Federal, state and local agencies have spent more than a billion dollars to strengthen salmon runs and increase the number of salmon spawning in the river. Major projects include adding appropriate sized gravel to the river, creating side channels for spawning, installing fish screens and fish ladders around diversions and pumps in the river, and reducing the amount of artificial light hitting the river.
The fates of salmon and the water agencies that rely on river water are tied together because if the salmon are struggling, water users face more restrictions. NCWA and its partners are trying to recover salmon in a way that hasn’t been done before with water districts and other local agencies working collaboratively with state and federal agencies and conservation organizations to complete projects to benefit salmon.
The efforts underway in Northern California reflect a truly unique approach to water management for multiple beneficial uses and the discussion that occurred in Redding is part of a larger, ongoing conversation about what can be done by all involved to carry out the efforts to benefit salmon.
The Sacramento Valley Salmon Recovery Program has brought partners together to advance innovative and comprehensive projects to enhance the passage of and habitat for salmon. The program takes a more holistic approach to improve the survival of salmon and works to address all the factors that impact salmon survival, including providing food, and rearing and spawning habitat.

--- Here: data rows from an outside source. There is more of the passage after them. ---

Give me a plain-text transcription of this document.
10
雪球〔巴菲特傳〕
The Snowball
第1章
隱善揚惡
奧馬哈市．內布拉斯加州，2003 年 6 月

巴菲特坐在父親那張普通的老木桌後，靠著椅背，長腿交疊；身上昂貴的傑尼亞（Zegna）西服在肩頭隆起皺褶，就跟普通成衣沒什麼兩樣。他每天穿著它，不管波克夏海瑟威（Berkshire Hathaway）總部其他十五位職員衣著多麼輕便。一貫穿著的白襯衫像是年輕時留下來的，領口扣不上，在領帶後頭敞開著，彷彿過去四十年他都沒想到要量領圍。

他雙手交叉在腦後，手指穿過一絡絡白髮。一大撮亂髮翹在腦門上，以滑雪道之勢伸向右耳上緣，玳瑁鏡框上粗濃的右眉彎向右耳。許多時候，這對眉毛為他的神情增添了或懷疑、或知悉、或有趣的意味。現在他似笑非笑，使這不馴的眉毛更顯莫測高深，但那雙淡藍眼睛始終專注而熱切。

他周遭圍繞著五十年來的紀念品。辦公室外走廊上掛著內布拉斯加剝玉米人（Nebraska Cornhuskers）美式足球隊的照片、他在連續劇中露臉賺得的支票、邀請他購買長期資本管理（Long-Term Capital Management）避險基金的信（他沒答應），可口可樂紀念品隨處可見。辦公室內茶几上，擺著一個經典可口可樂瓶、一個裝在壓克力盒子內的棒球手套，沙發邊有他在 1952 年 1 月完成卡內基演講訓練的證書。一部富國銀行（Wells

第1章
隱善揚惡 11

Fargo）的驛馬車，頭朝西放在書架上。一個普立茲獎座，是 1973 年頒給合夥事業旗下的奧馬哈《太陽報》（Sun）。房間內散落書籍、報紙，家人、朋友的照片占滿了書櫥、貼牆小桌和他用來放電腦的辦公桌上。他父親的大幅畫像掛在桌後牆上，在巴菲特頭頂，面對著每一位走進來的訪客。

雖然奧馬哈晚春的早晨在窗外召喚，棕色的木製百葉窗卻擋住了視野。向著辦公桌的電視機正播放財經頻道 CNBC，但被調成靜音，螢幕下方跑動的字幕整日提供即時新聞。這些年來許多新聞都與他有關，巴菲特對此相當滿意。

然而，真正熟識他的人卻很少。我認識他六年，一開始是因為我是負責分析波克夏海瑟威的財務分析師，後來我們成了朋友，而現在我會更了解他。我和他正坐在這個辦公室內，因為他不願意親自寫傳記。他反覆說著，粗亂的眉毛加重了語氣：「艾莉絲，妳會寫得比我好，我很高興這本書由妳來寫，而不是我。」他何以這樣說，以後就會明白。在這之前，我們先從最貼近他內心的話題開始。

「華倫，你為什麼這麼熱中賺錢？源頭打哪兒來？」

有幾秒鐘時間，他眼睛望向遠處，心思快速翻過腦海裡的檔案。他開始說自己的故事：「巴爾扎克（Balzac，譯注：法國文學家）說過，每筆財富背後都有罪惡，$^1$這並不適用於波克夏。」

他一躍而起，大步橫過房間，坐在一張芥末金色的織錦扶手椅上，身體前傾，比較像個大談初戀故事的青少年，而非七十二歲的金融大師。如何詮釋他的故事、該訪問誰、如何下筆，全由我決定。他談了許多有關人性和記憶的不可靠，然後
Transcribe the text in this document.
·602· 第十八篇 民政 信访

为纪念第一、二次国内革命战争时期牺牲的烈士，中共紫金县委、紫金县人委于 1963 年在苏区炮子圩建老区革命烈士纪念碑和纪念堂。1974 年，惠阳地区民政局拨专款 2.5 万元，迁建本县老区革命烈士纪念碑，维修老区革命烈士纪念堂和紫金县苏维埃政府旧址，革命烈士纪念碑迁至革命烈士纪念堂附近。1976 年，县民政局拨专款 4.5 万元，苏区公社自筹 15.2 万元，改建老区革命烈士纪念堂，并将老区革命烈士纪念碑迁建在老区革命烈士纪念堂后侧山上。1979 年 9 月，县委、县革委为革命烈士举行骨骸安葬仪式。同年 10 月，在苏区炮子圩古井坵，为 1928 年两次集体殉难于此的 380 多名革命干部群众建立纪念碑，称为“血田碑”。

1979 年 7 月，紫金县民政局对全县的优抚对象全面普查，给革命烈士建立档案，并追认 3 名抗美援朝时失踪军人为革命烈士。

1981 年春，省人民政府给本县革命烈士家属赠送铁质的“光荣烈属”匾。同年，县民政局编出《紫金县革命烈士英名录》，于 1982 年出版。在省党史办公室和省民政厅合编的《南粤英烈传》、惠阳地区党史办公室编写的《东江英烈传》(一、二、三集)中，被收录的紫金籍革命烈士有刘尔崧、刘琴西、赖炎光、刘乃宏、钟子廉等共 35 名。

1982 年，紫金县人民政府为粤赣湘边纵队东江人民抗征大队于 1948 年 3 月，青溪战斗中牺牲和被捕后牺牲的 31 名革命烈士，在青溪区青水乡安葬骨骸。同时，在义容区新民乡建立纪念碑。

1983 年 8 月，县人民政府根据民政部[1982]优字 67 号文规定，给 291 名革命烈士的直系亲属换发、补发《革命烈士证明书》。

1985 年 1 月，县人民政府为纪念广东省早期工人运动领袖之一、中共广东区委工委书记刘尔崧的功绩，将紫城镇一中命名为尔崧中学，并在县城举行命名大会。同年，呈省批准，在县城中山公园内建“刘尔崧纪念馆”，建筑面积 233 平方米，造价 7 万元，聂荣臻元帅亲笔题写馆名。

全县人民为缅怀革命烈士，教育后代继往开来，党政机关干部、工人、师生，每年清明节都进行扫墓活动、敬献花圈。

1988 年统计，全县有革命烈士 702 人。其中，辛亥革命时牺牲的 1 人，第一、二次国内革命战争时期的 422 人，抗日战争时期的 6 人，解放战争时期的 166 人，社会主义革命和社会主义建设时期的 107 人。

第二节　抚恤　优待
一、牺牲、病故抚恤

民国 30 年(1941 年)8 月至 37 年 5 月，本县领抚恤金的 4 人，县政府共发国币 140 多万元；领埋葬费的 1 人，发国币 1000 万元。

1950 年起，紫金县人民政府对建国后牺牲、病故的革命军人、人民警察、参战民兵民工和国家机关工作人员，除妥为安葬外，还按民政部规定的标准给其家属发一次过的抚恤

Partnerships between the Sacramento River Settlement Contractors (SRSCs), federal and state agencies and solution-oriented environmental groups under the Sacramento Valley Salmon Recovery Program have led to tremendous progress on projects that have had a positive impact on salmon, like Painters Riffle, Market Street gravel project and the soon to be dedicated Wallace Weir, yet more work is ahead.
The next generation of salmon projects that will aid the survival of the species focus on fish passage improvements , flow management, and habitat improvements.